With overnight temperatures below freezing in most of the US, it’s the perfect time to make some impermanent art. Fill a rum cake pan with water, evergreens and cranberries and leave it outside to freeze. When it’s rock solid, place a candle in the center hole, light it and leave it on your front porch to welcome guests in from the cold during your holiday get together.
Make hot cocoa from scratch.
There is nothing more heartwarming than a piping hot cup of real, homemade hot chocolate.

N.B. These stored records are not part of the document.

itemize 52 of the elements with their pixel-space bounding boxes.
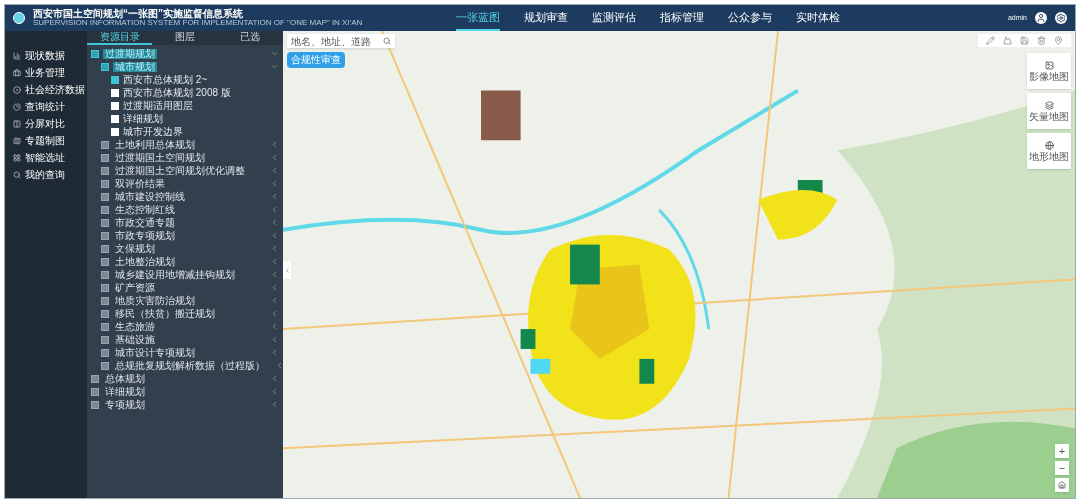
- basemap-button[interactable]: 影像地图: [1027, 53, 1071, 89]
- tree-item[interactable]: 市政专项规划: [113, 230, 177, 241]
- tree-item[interactable]: 市政交通专题: [113, 217, 177, 228]
- tree-item[interactable]: 土地利用总体规划: [113, 139, 197, 150]
- menu-item[interactable]: 业务管理: [25, 65, 65, 80]
- tree-item[interactable]: 文保规划: [113, 243, 157, 254]
- tree-item[interactable]: 地质灾害防治规划: [113, 295, 197, 306]
- tree-item[interactable]: 城市设计专项规划: [113, 347, 197, 358]
- nav-tab[interactable]: 公众参与: [727, 5, 772, 31]
- layer-label: 西安市总体规划 2008 版: [123, 87, 231, 98]
- system-subtitle: SUPERVISION INFORMATION SYSTEM FOR IMPLEMENTATION OF "ONE MAP" IN XI'AN: [33, 19, 363, 27]
- layer-label: 城市开发边界: [123, 126, 183, 137]
- tree-item[interactable]: 矿产资源: [113, 282, 157, 293]
- tree-item[interactable]: 土地整治规划: [113, 256, 177, 267]
- tree-item[interactable]: 过渡期国土空间规划优化调整: [113, 165, 247, 176]
- nav-tab[interactable]: 指标管理: [659, 5, 704, 31]
- menu-item[interactable]: 现状数据: [25, 48, 65, 63]
- tree-item[interactable]: 总规批复规划解析数据（过程版）: [113, 360, 267, 371]
- menu-item[interactable]: 专题制图: [25, 133, 65, 148]
- tree-item[interactable]: 城市建设控制线: [113, 191, 187, 202]
- tree-item[interactable]: 总体规划: [103, 373, 147, 384]
- zoom-out-button[interactable]: −: [1055, 461, 1069, 475]
- tree-item[interactable]: 过渡期规划: [103, 48, 157, 59]
- panel-tab[interactable]: 已选: [217, 31, 283, 45]
- tree-item[interactable]: 生态控制红线: [113, 204, 177, 215]
- nav-tab[interactable]: 实时体检: [795, 5, 840, 31]
- tree-item[interactable]: 专项规划: [103, 399, 147, 410]
- menu-item[interactable]: 我的查询: [25, 167, 65, 182]
- panel-tab[interactable]: 资源目录: [87, 31, 153, 45]
- search-field[interactable]: 地名、地址、道路: [287, 34, 395, 48]
- panel-tab[interactable]: 图层: [152, 31, 218, 45]
- tree-item[interactable]: 移民（扶贫）搬迁规划: [113, 308, 217, 319]
- basemap-button[interactable]: 地形地图: [1027, 133, 1071, 169]
- system-title: 西安市国土空间规划“一张图”实施监督信息系统: [33, 9, 243, 19]
- tree-item[interactable]: 过渡期国土空间规划: [113, 152, 207, 163]
- layer-label: 西安市总体规划 2~: [123, 74, 208, 85]
- tree-item[interactable]: 基础设施: [113, 334, 157, 345]
- tree-item[interactable]: 生态旅游: [113, 321, 157, 332]
- menu-item[interactable]: 查询统计: [25, 99, 65, 114]
- tree-item[interactable]: 详细规划: [103, 386, 147, 397]
- tree-item[interactable]: 城乡建设用地增减挂钩规划: [113, 269, 237, 280]
- nav-tab[interactable]: 监测评估: [591, 5, 636, 31]
- layer-label: 详细规划: [123, 113, 163, 124]
- menu-item[interactable]: 智能选址: [25, 150, 65, 165]
- layer-label: 过渡期适用图层: [123, 100, 193, 111]
- nav-tab[interactable]: 规划审查: [523, 5, 568, 31]
- menu-item[interactable]: 分屏对比: [25, 116, 65, 131]
- basemap-button[interactable]: 矢量地图: [1027, 93, 1071, 129]
- tree-item[interactable]: 双评价结果: [113, 178, 167, 189]
- menu-item[interactable]: 社会经济数据: [25, 82, 85, 97]
- tree-item[interactable]: 城市规划: [113, 61, 157, 72]
- zoom-in-button[interactable]: +: [1055, 444, 1069, 458]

Invite over some friends or gather your family to enjoy an evening in your living room around this delicious treat.
Start an indoor winter project.
The weeks and months following Yule are the coldest of the year.

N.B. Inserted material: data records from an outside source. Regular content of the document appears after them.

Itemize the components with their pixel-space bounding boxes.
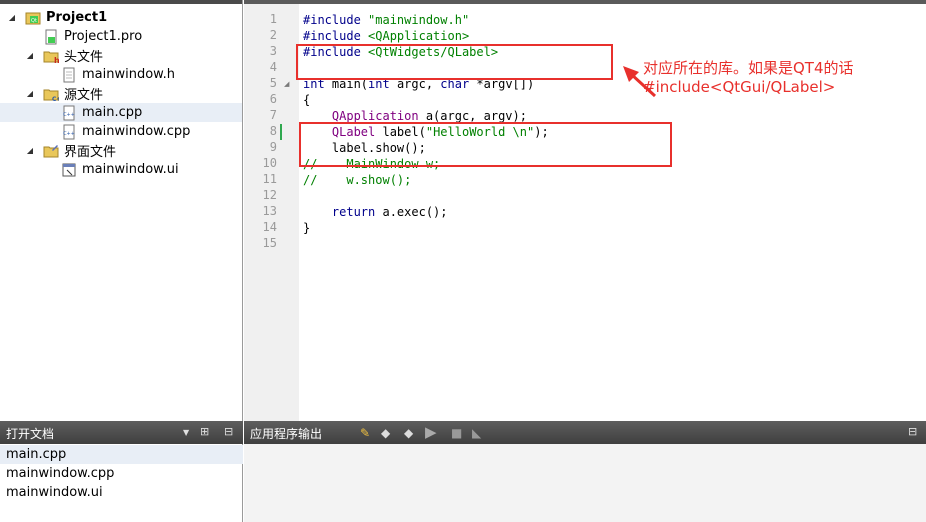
code-token: // w.show(); (303, 173, 412, 187)
tree-item-pro-file[interactable]: Project1.pro (0, 27, 242, 46)
expand-arrow-icon[interactable]: ◢ (7, 13, 17, 22)
tree-item-label: 头文件 (64, 50, 104, 65)
line-number: 3 (269, 44, 277, 58)
code-line[interactable]: #include <QApplication> (303, 28, 469, 44)
line-number: 13 (262, 204, 277, 218)
tree-item-label: Project1 (46, 10, 108, 25)
line-number: 10 (262, 156, 277, 170)
tree-item-sources-folder[interactable]: ◢ C+ 源文件 (0, 84, 242, 103)
open-doc-item[interactable]: main.cpp (0, 445, 243, 464)
stop-icon[interactable]: ■ (451, 426, 462, 440)
ui-file-icon (62, 163, 76, 176)
code-token: } (303, 221, 311, 235)
code-line[interactable]: return a.exec(); (303, 204, 448, 220)
annotation-text: 对应所在的库。如果是QT4的话 (643, 59, 854, 77)
close-panel-icon[interactable]: ⊟ (908, 425, 917, 438)
code-line[interactable]: #include "mainwindow.h" (303, 12, 469, 28)
application-output-panel: 应用程序输出 ✎ ◆ ◆ ▶ ■ ◣ ⊟ (244, 421, 926, 522)
tree-item-label: main.cpp (82, 105, 143, 120)
project-tree-panel: ◢ Qt Project1 Project1.pro ◢ h 头文件 (0, 0, 243, 421)
close-panel-icon[interactable]: ⊟ (224, 425, 233, 438)
attach-icon[interactable]: ◣ (472, 426, 481, 440)
tree-item-mainwindow-ui[interactable]: mainwindow.ui (0, 160, 242, 179)
tree-item-headers-folder[interactable]: ◢ h 头文件 (0, 46, 242, 65)
line-number: 15 (262, 236, 277, 250)
annotation-text: #include<QtGui/QLabel> (643, 78, 836, 96)
line-number: 1 (269, 12, 277, 26)
code-line[interactable]: { (303, 92, 310, 108)
code-token: #include (303, 29, 369, 43)
expand-arrow-icon[interactable]: ◢ (25, 146, 35, 155)
code-token: a(argc, argv); (425, 109, 527, 123)
dropdown-arrow-icon[interactable]: ▼ (183, 428, 189, 437)
svg-text:C+: C+ (52, 96, 59, 102)
open-documents-header: 打开文档 ▼ ⊞ ⊟ (0, 421, 243, 444)
code-editor[interactable]: 1 2 3 4 5 6 7 8 9 10 11 12 13 14 15 ◢ #include "mainwi… (244, 0, 926, 421)
svg-text:h: h (54, 56, 59, 64)
header-folder-icon: h (43, 51, 59, 64)
next-icon[interactable]: ◆ (404, 426, 413, 440)
open-documents-panel: 打开文档 ▼ ⊞ ⊟ main.cpp mainwindow.cpp mainw… (0, 421, 243, 522)
svg-text:C++: C++ (63, 131, 75, 137)
code-line[interactable]: } (303, 220, 310, 236)
rerun-icon[interactable]: ✎ (360, 426, 370, 440)
split-icon[interactable]: ⊞ (200, 425, 209, 438)
expand-arrow-icon[interactable]: ◢ (25, 89, 35, 98)
cpp-file-icon: C++ (63, 105, 75, 120)
line-number: 14 (262, 220, 277, 234)
code-line[interactable]: // w.show(); (303, 172, 411, 188)
tree-item-main-cpp[interactable]: C++ main.cpp (0, 103, 242, 122)
code-token: a.exec(); (382, 205, 448, 219)
line-number: 11 (262, 172, 277, 186)
header-file-icon (63, 67, 75, 82)
fold-arrow-icon[interactable]: ◢ (284, 80, 289, 88)
tree-item-forms-folder[interactable]: ◢ 界面文件 (0, 141, 242, 160)
line-number: 2 (269, 28, 277, 42)
code-token: { (303, 93, 311, 107)
open-doc-item[interactable]: mainwindow.cpp (0, 464, 243, 483)
panel-title: 打开文档 (6, 427, 55, 441)
pro-file-icon (45, 29, 57, 44)
highlight-box-include (296, 44, 613, 80)
application-output-header: 应用程序输出 ✎ ◆ ◆ ▶ ■ ◣ ⊟ (244, 421, 926, 444)
tree-item-label: mainwindow.cpp (82, 124, 191, 139)
panel-toolbar-stub (0, 0, 242, 4)
svg-text:Qt: Qt (31, 18, 37, 24)
open-doc-item[interactable]: mainwindow.ui (0, 483, 243, 502)
tree-item-label: mainwindow.h (82, 67, 175, 82)
forms-folder-icon (43, 144, 59, 157)
line-number: 8 (269, 124, 277, 138)
line-number: 12 (262, 188, 277, 202)
expand-arrow-icon[interactable]: ◢ (25, 51, 35, 60)
tree-item-label: 界面文件 (64, 145, 117, 160)
svg-text:C++: C++ (63, 112, 75, 118)
code-token: #include (303, 13, 369, 27)
tree-item-mainwindow-cpp[interactable]: C++ mainwindow.cpp (0, 122, 242, 141)
tree-item-project[interactable]: ◢ Qt Project1 (0, 8, 242, 27)
panel-title: 应用程序输出 (250, 427, 323, 441)
line-number: 4 (269, 60, 277, 74)
code-token: "mainwindow.h" (368, 13, 470, 27)
tree-item-label: mainwindow.ui (82, 162, 179, 177)
change-marker (280, 124, 282, 140)
line-number: 6 (269, 92, 277, 106)
tree-item-mainwindow-h[interactable]: mainwindow.h (0, 65, 242, 84)
highlight-box-label-code (299, 122, 672, 167)
prev-icon[interactable]: ◆ (381, 426, 390, 440)
tree-item-label: 源文件 (64, 88, 104, 103)
source-folder-icon: C+ (43, 89, 59, 102)
run-icon[interactable]: ▶ (425, 423, 437, 441)
qt-project-icon: Qt (25, 12, 41, 24)
code-token: QApplication (303, 109, 426, 123)
line-number-gutter: 1 2 3 4 5 6 7 8 9 10 11 12 13 14 15 ◢ (244, 4, 299, 421)
editor-toolbar-stub (244, 0, 926, 4)
code-token: return (303, 205, 383, 219)
code-token: <QApplication> (368, 29, 470, 43)
line-number: 7 (269, 108, 277, 122)
line-number: 5 (269, 76, 277, 90)
line-number: 9 (269, 140, 277, 154)
cpp-file-icon: C++ (63, 124, 75, 139)
tree-item-label: Project1.pro (64, 29, 143, 44)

They bring us closer to the hearth and the home, making it the perfect time to turn inwards and begin projects of deep reflection.

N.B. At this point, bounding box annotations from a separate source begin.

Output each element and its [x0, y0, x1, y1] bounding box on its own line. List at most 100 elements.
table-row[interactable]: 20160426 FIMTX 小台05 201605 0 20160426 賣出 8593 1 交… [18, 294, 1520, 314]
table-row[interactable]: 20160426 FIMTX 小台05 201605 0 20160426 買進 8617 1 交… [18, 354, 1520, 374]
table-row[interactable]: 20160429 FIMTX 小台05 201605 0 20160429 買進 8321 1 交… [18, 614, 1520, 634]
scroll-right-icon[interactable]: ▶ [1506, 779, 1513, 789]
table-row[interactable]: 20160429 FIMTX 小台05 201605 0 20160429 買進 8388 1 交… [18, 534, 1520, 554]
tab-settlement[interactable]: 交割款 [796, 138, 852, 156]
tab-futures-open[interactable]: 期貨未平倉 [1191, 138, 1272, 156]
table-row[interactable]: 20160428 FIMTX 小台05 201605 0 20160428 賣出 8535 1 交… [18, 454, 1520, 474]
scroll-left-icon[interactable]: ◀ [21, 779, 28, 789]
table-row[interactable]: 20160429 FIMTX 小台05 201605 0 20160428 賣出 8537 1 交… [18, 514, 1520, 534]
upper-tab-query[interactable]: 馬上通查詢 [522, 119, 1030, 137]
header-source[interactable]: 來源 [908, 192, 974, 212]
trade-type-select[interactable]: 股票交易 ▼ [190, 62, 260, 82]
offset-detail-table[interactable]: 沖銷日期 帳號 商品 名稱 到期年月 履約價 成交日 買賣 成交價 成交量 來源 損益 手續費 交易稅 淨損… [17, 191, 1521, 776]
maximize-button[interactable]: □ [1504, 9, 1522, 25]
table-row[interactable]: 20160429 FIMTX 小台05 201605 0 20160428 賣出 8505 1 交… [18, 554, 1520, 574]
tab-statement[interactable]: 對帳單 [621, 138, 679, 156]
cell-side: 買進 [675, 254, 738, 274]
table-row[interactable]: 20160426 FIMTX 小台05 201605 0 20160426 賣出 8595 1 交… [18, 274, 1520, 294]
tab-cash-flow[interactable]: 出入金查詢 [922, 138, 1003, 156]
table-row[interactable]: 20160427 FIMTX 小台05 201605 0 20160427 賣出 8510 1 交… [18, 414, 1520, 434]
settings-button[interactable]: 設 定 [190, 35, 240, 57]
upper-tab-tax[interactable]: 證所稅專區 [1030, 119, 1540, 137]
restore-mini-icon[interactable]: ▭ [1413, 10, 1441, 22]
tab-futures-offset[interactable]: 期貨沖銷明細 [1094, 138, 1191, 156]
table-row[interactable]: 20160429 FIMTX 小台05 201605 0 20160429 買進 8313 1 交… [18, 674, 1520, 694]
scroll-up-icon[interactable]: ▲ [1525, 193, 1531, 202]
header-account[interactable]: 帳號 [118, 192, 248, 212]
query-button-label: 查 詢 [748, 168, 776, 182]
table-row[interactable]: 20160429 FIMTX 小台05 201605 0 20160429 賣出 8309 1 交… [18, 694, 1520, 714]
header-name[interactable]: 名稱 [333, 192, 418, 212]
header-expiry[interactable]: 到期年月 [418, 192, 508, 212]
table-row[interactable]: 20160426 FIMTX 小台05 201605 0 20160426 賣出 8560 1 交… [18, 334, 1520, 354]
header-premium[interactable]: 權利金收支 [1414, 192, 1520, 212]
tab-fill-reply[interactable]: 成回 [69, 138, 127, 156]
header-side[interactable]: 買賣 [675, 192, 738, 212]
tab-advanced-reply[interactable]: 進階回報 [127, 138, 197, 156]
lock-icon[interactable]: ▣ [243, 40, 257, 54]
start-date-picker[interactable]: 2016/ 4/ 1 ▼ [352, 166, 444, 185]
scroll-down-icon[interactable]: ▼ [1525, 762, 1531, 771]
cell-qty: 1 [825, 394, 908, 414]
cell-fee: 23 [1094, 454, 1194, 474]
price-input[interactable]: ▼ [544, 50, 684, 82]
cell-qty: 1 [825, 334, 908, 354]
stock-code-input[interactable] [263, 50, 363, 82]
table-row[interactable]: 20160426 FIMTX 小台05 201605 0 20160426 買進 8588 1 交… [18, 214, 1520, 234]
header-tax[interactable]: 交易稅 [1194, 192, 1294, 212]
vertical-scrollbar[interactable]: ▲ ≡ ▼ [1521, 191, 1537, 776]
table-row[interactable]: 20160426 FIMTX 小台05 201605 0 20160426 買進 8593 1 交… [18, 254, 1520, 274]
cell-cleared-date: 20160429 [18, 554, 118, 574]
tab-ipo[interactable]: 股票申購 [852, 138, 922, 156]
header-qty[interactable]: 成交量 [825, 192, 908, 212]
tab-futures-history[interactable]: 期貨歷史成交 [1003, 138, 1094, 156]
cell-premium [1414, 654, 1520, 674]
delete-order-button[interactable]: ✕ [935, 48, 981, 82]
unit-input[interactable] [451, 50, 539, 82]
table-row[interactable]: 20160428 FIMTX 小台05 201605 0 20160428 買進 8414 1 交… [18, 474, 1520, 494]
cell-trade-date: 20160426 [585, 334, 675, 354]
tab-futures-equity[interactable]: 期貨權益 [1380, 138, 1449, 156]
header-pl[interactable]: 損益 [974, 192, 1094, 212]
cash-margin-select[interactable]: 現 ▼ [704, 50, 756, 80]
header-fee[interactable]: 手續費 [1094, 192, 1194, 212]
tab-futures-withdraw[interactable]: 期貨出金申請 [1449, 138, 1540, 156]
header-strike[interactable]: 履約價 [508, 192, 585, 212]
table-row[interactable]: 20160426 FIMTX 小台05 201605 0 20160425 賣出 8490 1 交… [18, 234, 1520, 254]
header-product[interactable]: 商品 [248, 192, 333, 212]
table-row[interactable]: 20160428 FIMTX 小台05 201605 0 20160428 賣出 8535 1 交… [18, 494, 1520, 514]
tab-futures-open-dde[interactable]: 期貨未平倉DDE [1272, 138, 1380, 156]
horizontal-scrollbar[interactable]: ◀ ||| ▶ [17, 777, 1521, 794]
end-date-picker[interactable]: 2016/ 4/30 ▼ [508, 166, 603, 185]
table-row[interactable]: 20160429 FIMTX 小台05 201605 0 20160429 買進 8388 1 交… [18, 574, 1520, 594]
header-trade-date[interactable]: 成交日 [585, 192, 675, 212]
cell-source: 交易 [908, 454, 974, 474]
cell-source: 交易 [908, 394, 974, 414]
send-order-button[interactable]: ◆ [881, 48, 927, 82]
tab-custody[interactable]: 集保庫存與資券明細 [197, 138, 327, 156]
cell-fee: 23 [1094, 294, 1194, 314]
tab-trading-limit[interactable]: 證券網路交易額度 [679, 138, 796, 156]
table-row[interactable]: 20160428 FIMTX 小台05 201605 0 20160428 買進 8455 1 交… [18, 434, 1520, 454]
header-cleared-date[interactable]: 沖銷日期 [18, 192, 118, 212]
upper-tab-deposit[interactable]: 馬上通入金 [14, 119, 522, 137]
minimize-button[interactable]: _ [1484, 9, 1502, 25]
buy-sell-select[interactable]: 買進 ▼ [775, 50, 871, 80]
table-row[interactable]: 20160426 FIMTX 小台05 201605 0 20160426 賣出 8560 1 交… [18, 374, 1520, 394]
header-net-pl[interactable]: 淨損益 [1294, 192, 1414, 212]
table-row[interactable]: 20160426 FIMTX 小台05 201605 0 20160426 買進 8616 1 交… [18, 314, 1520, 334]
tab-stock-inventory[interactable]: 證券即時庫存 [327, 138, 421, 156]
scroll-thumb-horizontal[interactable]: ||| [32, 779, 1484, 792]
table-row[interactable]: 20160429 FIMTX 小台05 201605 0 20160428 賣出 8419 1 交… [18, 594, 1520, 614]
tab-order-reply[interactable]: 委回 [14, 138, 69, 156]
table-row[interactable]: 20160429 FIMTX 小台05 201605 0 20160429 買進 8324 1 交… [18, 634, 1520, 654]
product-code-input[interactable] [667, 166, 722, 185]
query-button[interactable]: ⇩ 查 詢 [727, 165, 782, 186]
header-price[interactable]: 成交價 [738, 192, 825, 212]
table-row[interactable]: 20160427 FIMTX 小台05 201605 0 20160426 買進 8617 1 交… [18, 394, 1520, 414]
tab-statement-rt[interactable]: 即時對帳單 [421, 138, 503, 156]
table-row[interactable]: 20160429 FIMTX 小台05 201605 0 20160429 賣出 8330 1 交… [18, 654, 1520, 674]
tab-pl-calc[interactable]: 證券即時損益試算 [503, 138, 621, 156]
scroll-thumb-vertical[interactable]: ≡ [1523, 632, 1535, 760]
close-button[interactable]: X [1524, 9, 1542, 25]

Try starting an indoor project that you plan to carry through to the spring, like making a quilt or learning to knit.
Need some more ideas? Check out 10 Winter Crafts for Witches.
Build a Yule fire.
Yule is most often associated with the Yule log, but you can also “season” a fire with traditional Yule herbs. Toss in a handful of cedar, a sprig of rosemary and a few pinches of frankincense to warm the house with the spirit of the season.
Buy a potted evergreen.
Adorn it with traditional Yule decorations. Have everyone in the house write a holiday wish for the coming year on a piece of paper and bury the wishes in the root ball. When the holiday season is over, plant it in your yard as a reminder of hope and happiness throughout the year.
Donate your time to a local charity or homeless shelter.
People are always lamenting the expense of the holiday season and its focus on materialism, but the true spirit of Yule is the giving of love and light to those around us. Nothing brings us closer to our spirits than service to our communities. In the cold weather months, there is an abundance of ways to give to those in need. Find one.
Make a natural wreath for the door.
Bundle up and go for a walk to gather evergreens like cedar branches from a nearby forest. Use only items found in nature, like pine cones or uniquely shaped pieces of wood, to decorate it.
Bake something for the neighbors.
Yule is the perfect time to connect to your community and nothing brings people together like rich, sugary, forbidden foods! Make something that includes seasonal spices such as cinnamon, ginger and nutmeg.
Make your own witch balls.
You may have noticed this time of year, the craft stores carry these clear Christmas balls that you can open and put stuff in. These are the perfect vehicle for making witch balls.
Gather the kids and tell the story of the Oak King and the Holly King.
This classic tale is, of course, central to the Celtic Yule festivities. Make it part of your tradition! Have everyone in a circle cuddle up with some blankets and your homemade cocoa, and have the most theatrical person in your circle (you know the one) tell this story with imagination and flare.